It is possible, but not necessarily easy, because the PDF format is so rich. You can find a document describing it in detail here . The first elementary example that he gives is how PDF files display text:
BT /F13 12 Tf 288 720 Td (ABC) Tj ET
BT and ET are commands for starting and ending a text object; Tf is a command to use the external resource of the font F13 (which happens to be Helvetica) of size 12; Td - cursor positioning command in the given coordinates; Tj is a command for writing glyphs for the previous line.

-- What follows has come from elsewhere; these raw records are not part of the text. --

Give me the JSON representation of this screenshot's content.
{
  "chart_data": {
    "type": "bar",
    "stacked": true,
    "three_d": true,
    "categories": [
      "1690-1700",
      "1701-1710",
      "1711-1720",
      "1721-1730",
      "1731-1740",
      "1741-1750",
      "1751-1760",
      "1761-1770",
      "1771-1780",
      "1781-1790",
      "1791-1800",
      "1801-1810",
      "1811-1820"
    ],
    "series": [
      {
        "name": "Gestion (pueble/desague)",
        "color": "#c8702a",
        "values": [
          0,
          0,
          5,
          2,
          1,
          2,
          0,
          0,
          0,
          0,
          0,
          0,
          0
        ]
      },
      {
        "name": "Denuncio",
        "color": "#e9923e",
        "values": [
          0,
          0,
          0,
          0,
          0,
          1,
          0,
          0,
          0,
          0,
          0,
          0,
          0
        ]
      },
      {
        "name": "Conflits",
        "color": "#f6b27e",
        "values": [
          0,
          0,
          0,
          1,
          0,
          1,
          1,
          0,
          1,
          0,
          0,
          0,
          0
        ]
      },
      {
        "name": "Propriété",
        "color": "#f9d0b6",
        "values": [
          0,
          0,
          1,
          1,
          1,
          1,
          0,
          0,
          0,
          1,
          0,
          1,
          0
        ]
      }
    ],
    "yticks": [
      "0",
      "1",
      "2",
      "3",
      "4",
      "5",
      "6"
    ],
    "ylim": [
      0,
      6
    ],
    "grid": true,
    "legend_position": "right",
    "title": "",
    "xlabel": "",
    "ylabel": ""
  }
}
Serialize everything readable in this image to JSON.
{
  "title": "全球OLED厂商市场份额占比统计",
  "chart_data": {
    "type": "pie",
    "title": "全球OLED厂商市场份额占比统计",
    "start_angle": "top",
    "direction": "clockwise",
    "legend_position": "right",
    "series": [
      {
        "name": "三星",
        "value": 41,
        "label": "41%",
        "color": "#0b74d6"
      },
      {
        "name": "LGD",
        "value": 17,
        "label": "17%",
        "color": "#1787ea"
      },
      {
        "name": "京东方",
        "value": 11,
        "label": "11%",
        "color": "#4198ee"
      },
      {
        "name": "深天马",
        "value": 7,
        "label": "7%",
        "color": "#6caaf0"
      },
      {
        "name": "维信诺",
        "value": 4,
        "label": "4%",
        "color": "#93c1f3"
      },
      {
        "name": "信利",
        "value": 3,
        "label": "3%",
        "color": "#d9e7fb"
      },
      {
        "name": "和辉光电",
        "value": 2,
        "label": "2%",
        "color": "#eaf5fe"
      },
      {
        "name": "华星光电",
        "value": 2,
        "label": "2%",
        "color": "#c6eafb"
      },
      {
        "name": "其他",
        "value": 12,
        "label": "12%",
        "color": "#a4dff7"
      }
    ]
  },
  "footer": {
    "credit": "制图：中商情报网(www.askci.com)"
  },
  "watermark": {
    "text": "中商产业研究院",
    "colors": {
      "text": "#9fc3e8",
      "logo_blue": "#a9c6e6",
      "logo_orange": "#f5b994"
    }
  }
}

The fragrance is somewhat “back polished,” and, indeed, very close to Postscript, one of Adobe’s other contributions to typing.
The problem is that there is nothing in the PDF specifications that says that the text that “looks” like it belongs together on the page, as shown, should be “together”; since the exact coordinates can always be set if the PDF is created by a complex typography layout system, it can position the text exactly, by character, by coordinates. Therefore, reconstructing the text in the form of words and sentences is not so easy - it is almost as difficult as recognizing the optical text, except that you are exactly given the characters (well, almost ... some of the alleged "images" can actually be displayed as characters. ..; -).
pyPdf is a very simple pure Python library that is a good starting point for playing PDF files. Its “text extraction” function is fairly basic and does nothing but concatenate the arguments of several text drawing commands; You will see that this is sufficient for some documents, and completely unsuitable for others, but at least this is the beginning. As is common, pyPdf does almost nothing with colors, but with some hacks that can be fixed.
reportlab powerful Python library is fully focused on creating new PDF files, rather than interpreting or modifying existing ones. On the other hand, the pure Python pdfminer library focuses entirely on parsing PDF files; it does some clustering to try to recover text in cases where simpler libraries are deadlocked.
I don’t know about the existing library that performs the required transformational tasks, but it should be possible to mix and match some of these existing ones to get most of this ... good luck!